I think everybody just looks at all those numbers and figures Strix Halo can't realistically be very useful, but for the price, I'm very surprised at how well that little ASUS ROG Flow Z13 laptop can do some actually productive inference work. The new 3.5 models from Qwen really help to make it more useful, and I'm expecting smarter and more reliable smaller models to continue to be developed, which should make less powerful hardware more and more useful in general. The 128Gb RAM is nowhere near big enough for frontier models like Kimi or GLM, but Qwen3.5-122B-A10B is pretty darn smart for agentic tool calling roles, and Qwen3-Coder-Next can get a lot of actual coding tasks completed, and the super-quantized versions of Minimax 2.5 and Nemotron Super contain an amazing amount of knowledge - even obscure info.
For example, I can submit queries to very low precision Minimax and Nemotron versions, about important people in paramotoring, popular wing and engine brands, and questions about jam.py, which none of the smaller models know much about, if anything, and those very quantized versions are approach the sorts of expectations we've gotten used to with all-knowing trillion parameter frontier models. You'll never be able to fit all human knowledge into a 200 billion parameter model, but it's very impressive how a low quant on a very large model like Minimax 2.5 enables lots of information to be stored in models that are less than 80Gb on disk.
Smaller models still need at least 4bit quantization, and those same models really make a lot fewer mistakes at 8bit quantization. I typically expect a larger parameter model to generally perform better at 4bit quant than a smaller model at 8bit quant, given the same size on disk. That's why I'm happy with the Strix Halo - it can run the models that are currently very reliable - especially 100+ parameter MOE models at 4bit. That's a useful sweet spot.

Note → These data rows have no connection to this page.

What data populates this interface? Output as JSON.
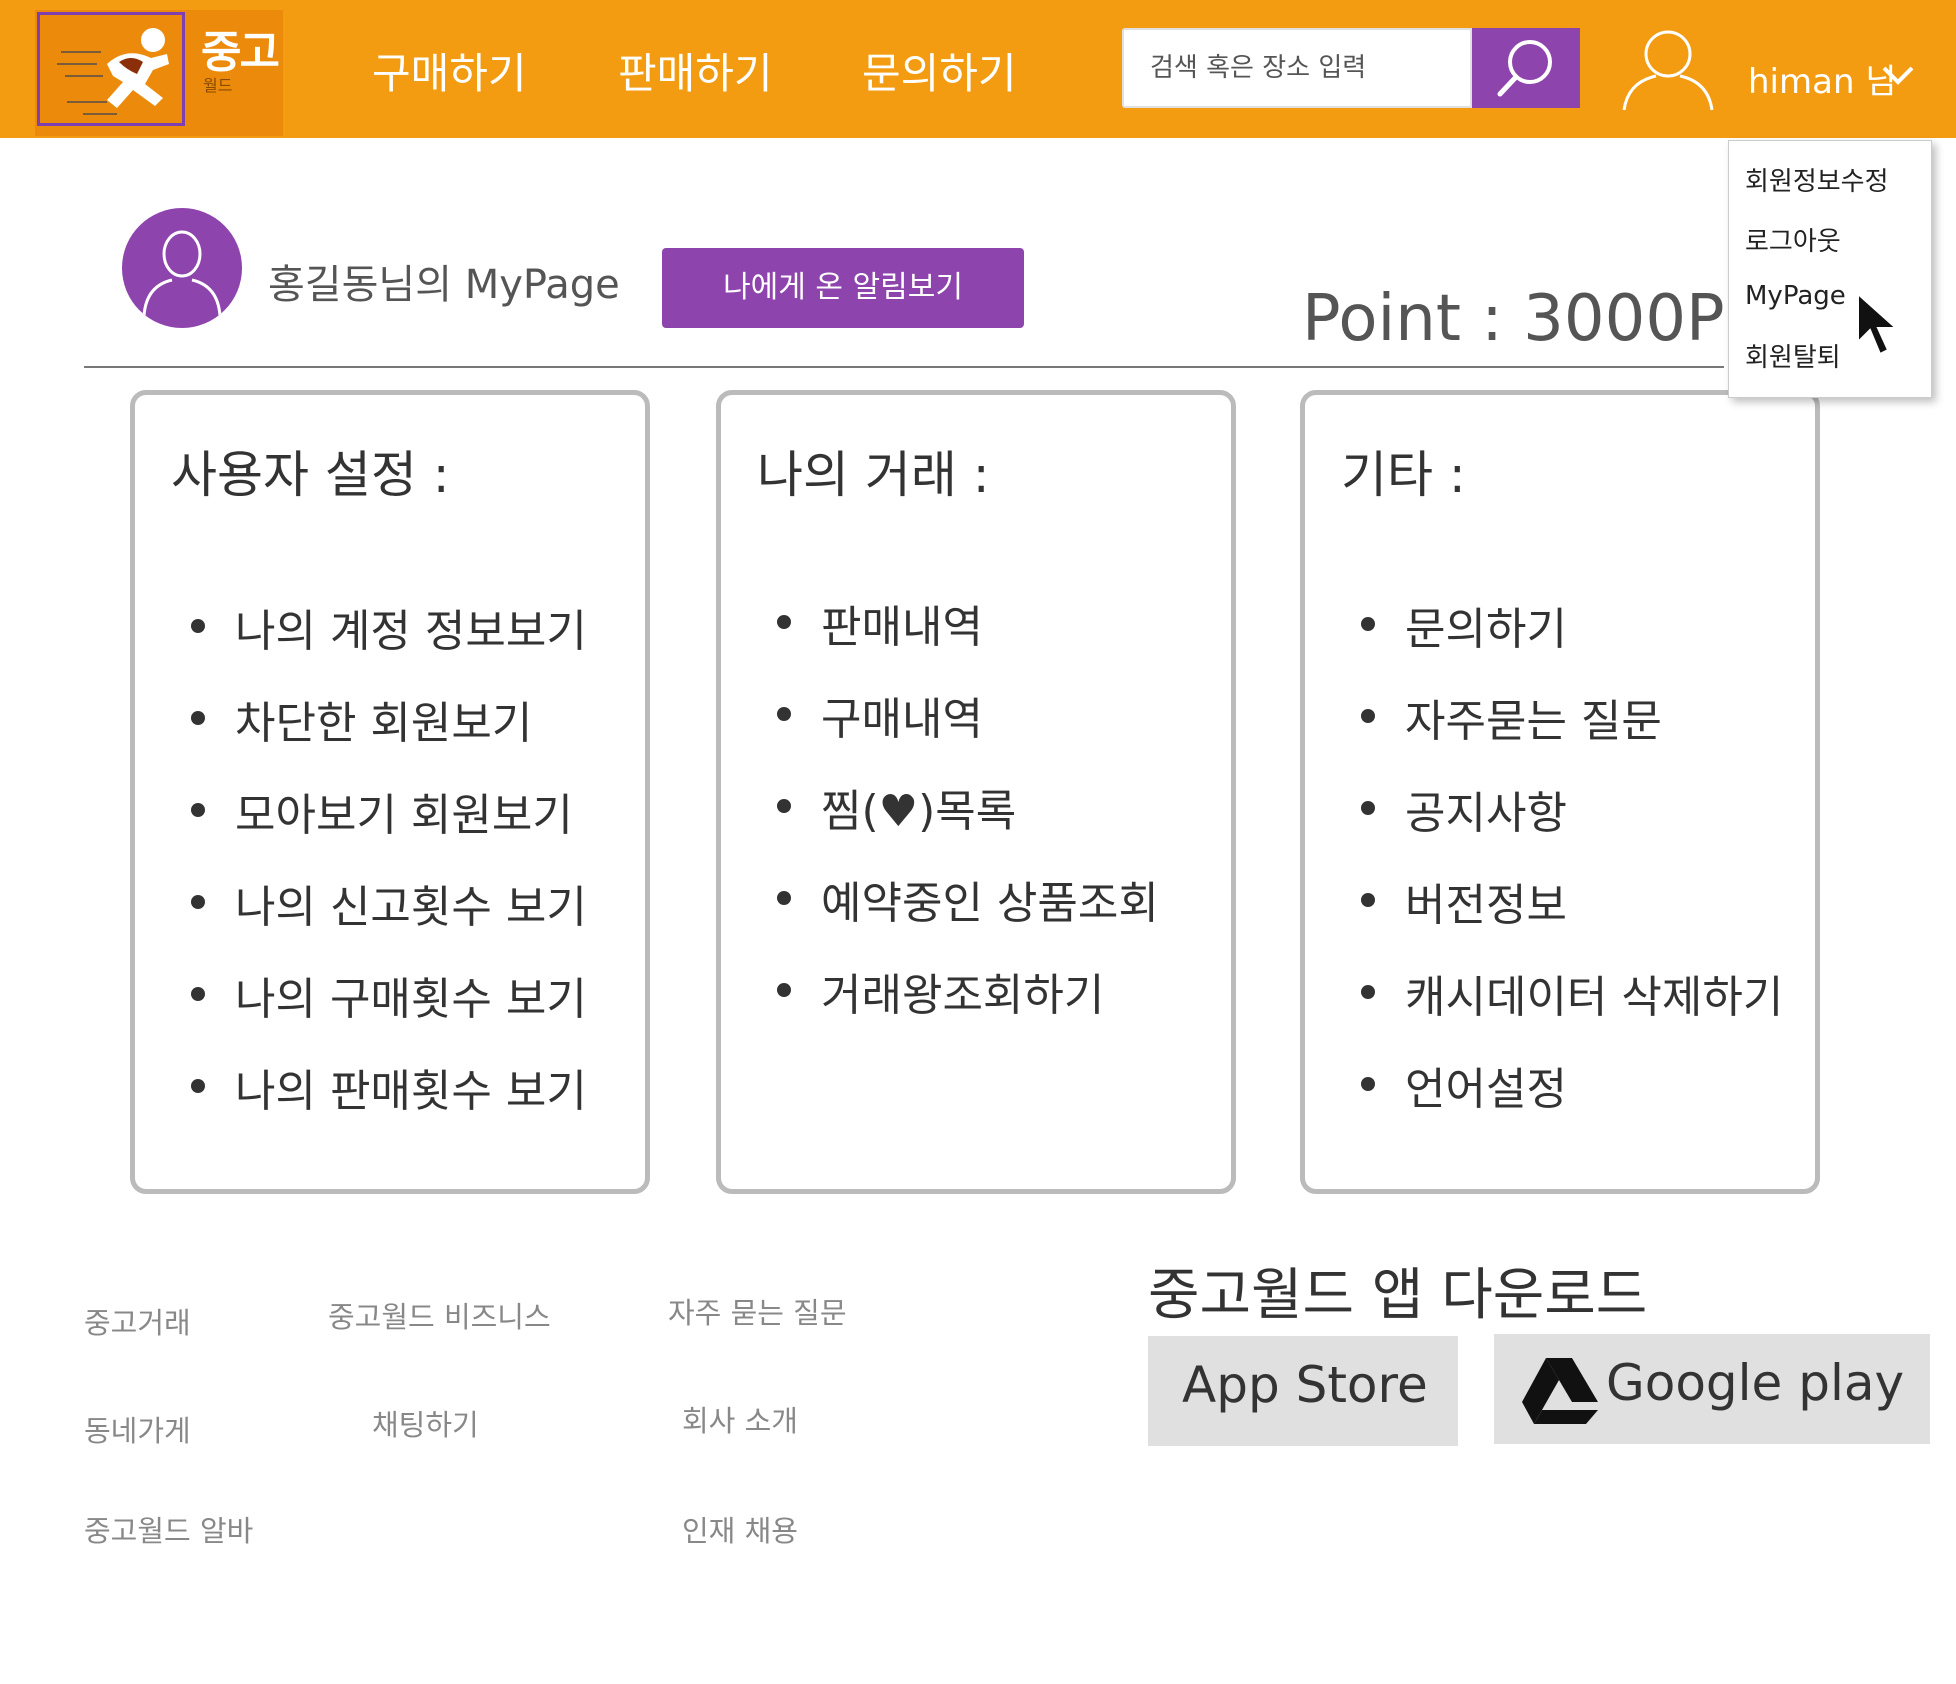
{
  "header": {
    "logo_text": "중고",
    "logo_sub": "월드",
    "nav": [
      "구매하기",
      "판매하기",
      "문의하기"
    ],
    "search_placeholder": "검색 혹은 장소 입력",
    "username": "himan 님"
  },
  "dropdown": {
    "items": [
      "회원정보수정",
      "로그아웃",
      "MyPage",
      "회원탈퇴"
    ]
  },
  "profile": {
    "title": "홍길동님의 MyPage",
    "notify_button": "나에게 온 알림보기",
    "point": "Point :  3000P"
  },
  "panels": {
    "user_settings": {
      "title": "사용자 설정 :",
      "items": [
        "나의 계정 정보보기",
        "차단한 회원보기",
        "모아보기 회원보기",
        "나의 신고횟수 보기",
        "나의 구매횟수 보기",
        "나의 판매횟수 보기"
      ]
    },
    "my_trades": {
      "title": "나의 거래 :",
      "items": [
        "판매내역",
        "구매내역",
        "찜(♥)목록",
        "예약중인 상품조회",
        "거래왕조회하기"
      ]
    },
    "etc": {
      "title": "기타 :",
      "items": [
        "문의하기",
        "자주묻는 질문",
        "공지사항",
        "버전정보",
        "캐시데이터 삭제하기",
        "언어설정"
      ]
    }
  },
  "footer": {
    "links": {
      "col1": [
        "중고거래",
        "동네가게",
        "중고월드 알바"
      ],
      "col2": [
        "중고월드 비즈니스",
        "채팅하기"
      ],
      "col3": [
        "자주 묻는 질문",
        "회사 소개",
        "인재 채용"
      ]
    },
    "app_download_title": "중고월드 앱 다운로드",
    "app_store": "App Store",
    "google_play": "Google play"
  },
  "colors": {
    "header_bg": "#f39c12",
    "accent_purple": "#8e44ad",
    "panel_border": "#bbbbbb"
  }
}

By the way, the good old standby GPT-OSS:20b is still very useful for gathering information with web search, and performing tool calls - even on smaller GPUs. That thing is a workhorse for cheap GPUs. I want to try it with the Intel Arc Pro B50 16GB GPU that costs ~$350 (in fact I'd love to build a system with 4 of those GPUs, if it turns out they work well together in current Llamacpp). But I think qwen3.5:35b-a3b 4bit and others coming are stronger contenders for all the little consumer GPUs.